Depuis plus de dix-huit mois, les forces armées régulières contrôlent le pays. Et le rapport d’Amnesty cite de nombreux cas d’exactions à leur passif ; comme l’attaque, en juillet 2012, du camp de Nahibly, dans l’ouest du pays, qui « s’inscrit dans le contexte des crimes contre l’humanité ». Des dizaines de réfugiés y ont été liquidés à la machette, par balles, ou brûlés vifs. Les milices dozos (confrérie de chasseurs de la région), auteurs de ces méfaits, avaient déjà, un an plus tôt, tué plus de 200 personnes, coupables d’appartenir à une ethnie jugée proche de Gbagbo.

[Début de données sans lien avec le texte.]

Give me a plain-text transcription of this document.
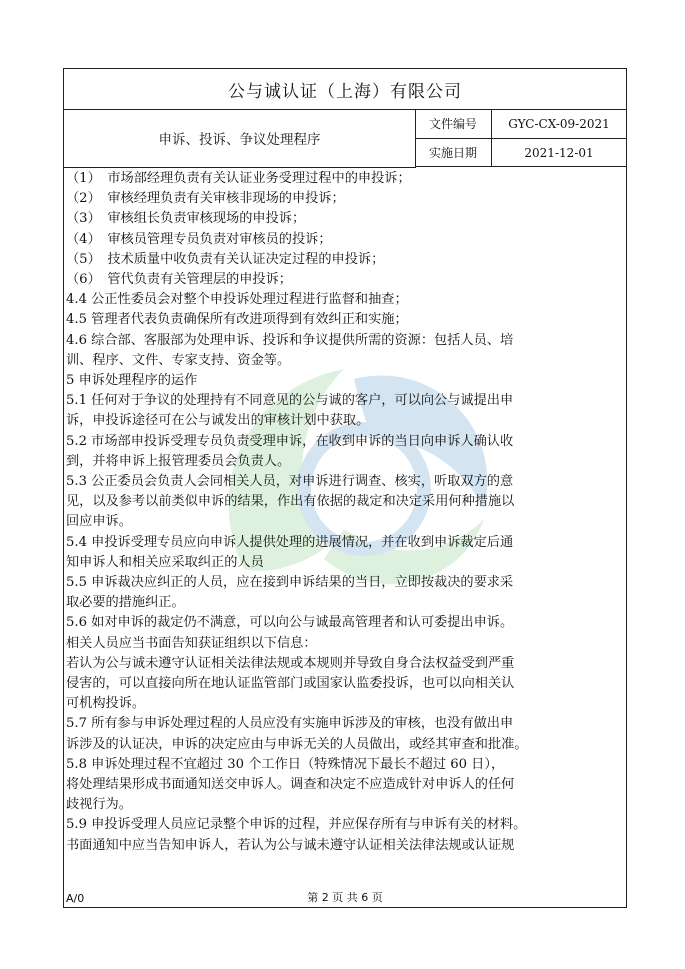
公与诚认证（上海）有限公司
申诉、投诉、争议处理程序
文件编号	GYC-CX-09-2021
实施日期	2021-12-01
（1）　市场部经理负责有关认证业务受理过程中的申投诉；
（2）　审核经理负责有关审核非现场的申投诉；
（3）　审核组长负责审核现场的申投诉；
（4）　审核员管理专员负责对审核员的投诉；
（5）　技术质量中收负责有关认证决定过程的申投诉；
（6）　管代负责有关管理层的申投诉；
4.4 公正性委员会对整个申投诉处理过程进行监督和抽查；
4.5 管理者代表负责确保所有改进项得到有效纠正和实施；
4.6 综合部、客服部为处理申诉、投诉和争议提供所需的资源：包括人员、培
训、程序、文件、专家支持、资金等。
5 申诉处理程序的运作
5.1 任何对于争议的处理持有不同意见的公与诚的客户，可以向公与诚提出申
诉，申投诉途径可在公与诚发出的审核计划中获取。
5.2 市场部申投诉受理专员负责受理申诉，在收到申诉的当日向申诉人确认收
到，并将申诉上报管理委员会负责人。
5.3 公正委员会负责人会同相关人员，对申诉进行调查、核实，听取双方的意
见，以及参考以前类似申诉的结果，作出有依据的裁定和决定采用何种措施以
回应申诉。
5.4 申投诉受理专员应向申诉人提供处理的进展情况，并在收到申诉裁定后通
知申诉人和相关应采取纠正的人员
5.5 申诉裁决应纠正的人员，应在接到申诉结果的当日，立即按裁决的要求采
取必要的措施纠正。
5.6 如对申诉的裁定仍不满意，可以向公与诚最高管理者和认可委提出申诉。
相关人员应当书面告知获证组织以下信息：
若认为公与诚未遵守认证相关法律法规或本规则并导致自身合法权益受到严重
侵害的，可以直接向所在地认证监管部门或国家认监委投诉，也可以向相关认
可机构投诉。
5.7 所有参与申诉处理过程的人员应没有实施申诉涉及的审核，也没有做出申
诉涉及的认证决，申诉的决定应由与申诉无关的人员做出，或经其审查和批准。
5.8 申诉处理过程不宜超过 30 个工作日（特殊情况下最长不超过 60 日），
将处理结果形成书面通知送交申诉人。调查和决定不应造成针对申诉人的任何
歧视行为。
5.9 申投诉受理人员应记录整个申诉的过程，并应保存所有与申诉有关的材料。
书面通知中应当告知申诉人，若认为公与诚未遵守认证相关法律法规或认证规
A/0	第 2 页 共 6 页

Le document mentionne aussi plusieurs prisons secrètes dans lesquelles l’armée a séquestré et torturé des opposants ou supposés tels. Comme ce cachot de 4 mètres sur 5, à Korhogo, dans le Nord, où des prisonniers se sont retrouvés à 27 durant quarante-neuf jours, sans toilettes et presque sans nourriture. Informé – à tout le moins – de ces pratiques, le régime de Ouattara n’a jamais réagi, malgré les déclarations solennelles du Président. D’ailleurs, précise Amnesty, à sa connaissance, « pas un seul responsable civil ou militaire de violations et atteintes très graves aux droits humains ayant soutenu Ouattara n’a eu à répondre de ses actes devant la justice. ›› Même pas Martin Kouakou Fofié, chef de guerre désigné par la CPI comme responsable de graves « violations des droits humains » et du « recrutement d’enfants soldats ››. Accablant crime patronymique
Apathie identique de la France au récit des exploits accomplis par les partisans de son protégé.
Certaines victimes possèdent pourtant un passeport tricolore, comme l’économiste Ibrahim Massaga, détenu depuis un an à Abidjan, au mépris de tous ses droits, ou Michel Gbagbo, fils de l’ex-président et de sa première épouse française. Ce scientifique sans activité politique est emprisonné depuis avril 2011. Peu après la parution du rapport, la justice française a désigné un magistrat pour faire la lumière sur le traitement qu’il subit depuis deux ans. Hélas pour le prévenu, son délit de patronyme est irréfutable.